Como os filmes de Coutinho são compostos por entrevistas, o dispositivo pode ser considerado como o aparato mobilizado para que elas possam se efetivar; ou seja, para que ele possa fazer perguntas. Assim a pesquisa prévia, por exemplo, por meio da qual o diretor toma conhecimento da população visada pelo filme através de relatos e imagens produzidas por pesquisadores, lhe permite conhecer, de antemão, a história do entrevistado, seu modo de falar, sua “dicção” e até seus limites, facilitando o contato..
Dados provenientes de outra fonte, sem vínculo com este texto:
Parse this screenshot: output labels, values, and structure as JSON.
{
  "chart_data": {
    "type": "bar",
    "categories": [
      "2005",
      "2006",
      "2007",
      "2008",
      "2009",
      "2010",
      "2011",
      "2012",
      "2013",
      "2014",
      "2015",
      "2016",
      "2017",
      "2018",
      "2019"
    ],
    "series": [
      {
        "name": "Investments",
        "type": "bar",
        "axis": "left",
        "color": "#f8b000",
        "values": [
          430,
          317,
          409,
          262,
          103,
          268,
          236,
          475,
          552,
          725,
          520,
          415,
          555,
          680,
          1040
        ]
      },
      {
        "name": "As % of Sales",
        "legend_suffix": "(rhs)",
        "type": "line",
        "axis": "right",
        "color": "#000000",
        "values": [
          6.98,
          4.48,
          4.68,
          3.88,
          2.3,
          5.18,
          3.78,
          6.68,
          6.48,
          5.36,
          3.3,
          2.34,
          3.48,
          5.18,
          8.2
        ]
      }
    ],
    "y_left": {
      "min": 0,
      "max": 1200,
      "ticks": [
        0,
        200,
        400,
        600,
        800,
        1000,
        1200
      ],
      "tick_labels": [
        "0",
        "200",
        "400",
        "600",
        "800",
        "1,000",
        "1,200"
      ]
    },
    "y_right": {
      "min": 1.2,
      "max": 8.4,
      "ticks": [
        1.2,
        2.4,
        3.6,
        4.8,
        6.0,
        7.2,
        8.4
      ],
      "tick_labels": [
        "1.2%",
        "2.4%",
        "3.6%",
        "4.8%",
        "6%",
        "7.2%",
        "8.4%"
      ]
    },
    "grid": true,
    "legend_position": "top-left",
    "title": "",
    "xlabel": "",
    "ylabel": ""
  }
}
Com efeito, o conhecimento antecipado favorece a elaboração das perguntas e o desenvolvimento da “conversa”, que flui mais “naturalmente”, como uma troca entre “iguais”. Ele permite ir direto ao assunto, contribuindo para “concentrar” a espessura do momento e acentuar a impressão de autenticidade tão louvadas no cinema do diretor. A familiaridade que o entrevistador pode mostrar com o entrevistado sem nunca tê-lo encontrado é, também, um fator que estimula ambas as falas e contribui para a maior aproximação. Além disso, ao permitir a redução do número de perguntas, torná-las mais precisas e curtas, mais “afinadas”, a familiaridade leva o diretor a uma intervenção menos invasiva, mais “discreta” – outra qualidade sempre destacada pela crítica na obra de Coutinho.

Também a opção pelo encontro único (Coutinho só vê seu entrevistado uma única vez, na hora da filmagem) é considerada como um dispositivo e tem o intuito de valorizar o instante da entrevista, de preservar seu frescor, de conferir espontaneidade ao ritual “duro” da pergunta e resposta; ainda mais que “o entrevistado deve partir do princípio de que é a primeira vez que Coutinho está escutando o que ele diz [11]

Nesse contexto, fica claro que as perguntas não são mais o lugar do confronto, da diferença – como definiu Canetti – mas do entendimento, de uma aproximação como que natural “entre iguais”.Familiarizado de antemão com a sua história o diretor não precisa “cortar na carne”, como descreve Canetti, nem recorrer à estratégia insidiosa do cirurgião, que provoca dor em certas partes da vítima para saber de outras: ele já sabe, por antecipação, o que pretende querer saber. E se insídia existe, ela pode ser relacionada justamente com esse conhecimento prévio, que faz da pergunta quase um fingimento.

Ora, se a pergunta não visa “descobrir” algo desconhecido, que função teria ela no filme de Coutinho? Ou melhor: se na entrevista do diretor o político não se manifesta por meio da diferença, do confronto, do enfrentamento, onde e como se manifestariam eles?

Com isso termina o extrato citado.